Even at ISO 12,800, both sensors were resolving between 34-36 lines per millimeter, signifying an outstanding resolution performance, and with virtually identical readouts throughout the ISO range it backs up the originally suggested comment that both cameras employ the same image sensor.
Image Noise
Before assessing the image quality of both cameras, noise reduction within Camera Raw was switched off all together from its default settings. Under close inspection, the noise performance on both cameras was identically matched. Clean, noise-free images are produced by both sensors between ISO 100-400 with the faintest trace of colour noise entering at ISO 800.
Colour noise becomes a little more pronounced at ISO 1600 and 3200, however this was removed effectively using the colour noise reduction slider in both Camera Raw and Lightroom 5. Both the D800E and A7R handle luminance noise very well up to ISO 6400, and with careful adjustment of the noise reduction sliders at this sensitivity it’s possible to create images with the faintest trace of luminance noise that has little affect on detail.
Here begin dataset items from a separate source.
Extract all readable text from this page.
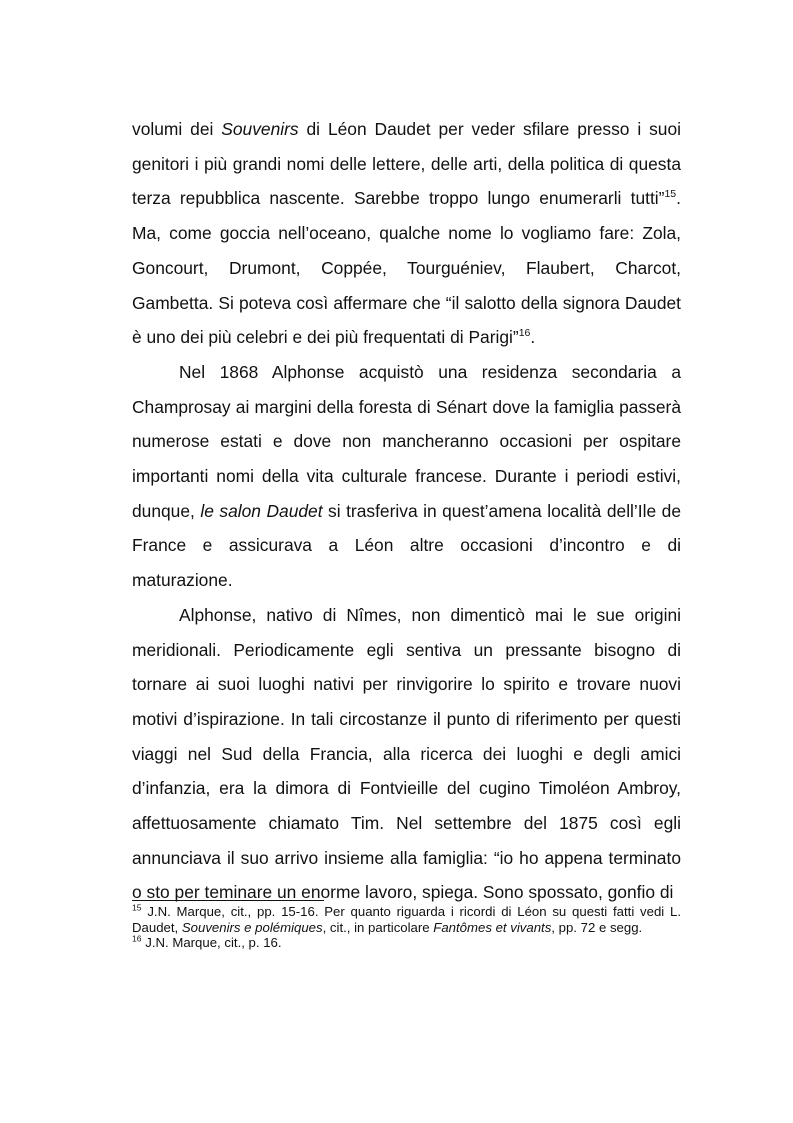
volumi dei Souvenirs di Léon Daudet per veder sfilare presso i suoi genitori i più grandi nomi delle lettere, delle arti, della politica di questa terza repubblica nascente. Sarebbe troppo lungo enumerarli tutti”$^{15}$. Ma, come goccia nell’oceano, qualche nome lo vogliamo fare: Zola, Goncourt, Drumont, Coppée, Tourguéniev, Flaubert, Charcot, Gambetta. Si poteva così affermare che “il salotto della signora Daudet è uno dei più celebri e dei più frequentati di Parigi”$^{16}$.

Nel 1868 Alphonse acquistò una residenza secondaria a Champrosay ai margini della foresta di Sénart dove la famiglia passerà numerose estati e dove non mancheranno occasioni per ospitare importanti nomi della vita culturale francese. Durante i periodi estivi, dunque, le salon Daudet si trasferiva in quest’amena località dell’Ile de France e assicurava a Léon altre occasioni d’incontro e di maturazione.

Alphonse, nativo di Nîmes, non dimenticò mai le sue origini meridionali. Periodicamente egli sentiva un pressante bisogno di tornare ai suoi luoghi nativi per rinvigorire lo spirito e trovare nuovi motivi d’ispirazione. In tali circostanze il punto di riferimento per questi viaggi nel Sud della Francia, alla ricerca dei luoghi e degli amici d’infanzia, era la dimora di Fontvieille del cugino Timoléon Ambroy, affettuosamente chiamato Tim. Nel settembre del 1875 così egli annunciava il suo arrivo insieme alla famiglia: “io ho appena terminato o sto per teminare un enorme lavoro, spiega. Sono spossato, gonfio di

$^{15}$ J.N. Marque, cit., pp. 15-16. Per quanto riguarda i ricordi di Léon su questi fatti vedi L. Daudet, Souvenirs e polémiques, cit., in particolare Fantômes et vivants, pp. 72 e segg.

$^{16}$ J.N. Marque, cit., p. 16.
Detail does start to drop off more noticeably above ISO 6400, and though ISO 12,800 could be used at a push, we’d consider ISO 6400 to be the limit at which we’d want to push the 36MP sensors too in order to preserve the highest levels of detail and ultimately the best image quality.
White Balance & Colour
Comparing the same images taken on both cameras and studying the colour temperature in Lightroom revealed the A7R‘s Auto White Balance has a tendency to produce images that are warmer than the D800E. I discovered this to be the case on a number of occasions in both Raw and JPEG files, with the D800E‘s files only needing a subtle tweak to the temperature to bring them up to a similar level of warmth to the A7R.
Colour tones in each cameras Raw files also appeared more faithful compared to JPEGS – an excellent reason to choose the uncompressed Raw file format over the compressed JPEG file format – the latter often being the victim of in-camera processing.
Raw & JPEG
The processing applied to the A7R‘s JPEGs is a touch more aggressive than the D800E‘s, with images receiving a sharpness and contrast boost that’s obvious when images are inspected alongside each other at high magnification.Whereas the D800E seems to apply just a fraction of sharpening to help resolve detail in its JPEGs, the A7R‘s is noticeably more severe, with noise-reduction also the more obvious.
As briefly mentioned earlier in the review, there’s differences between JPEGs and Raws regarding colour. Whereas the D800E‘s JPEGs appear to receive a saturation boost that’s most noticeable in the greens, RAW files represent more faithful colour to the scene photographed. While we’d say the colour balance is slightly better in the A7R‘s JPEG files than the D800E‘s, again for the best results from the A7R, Raw should always remain the file format of choice.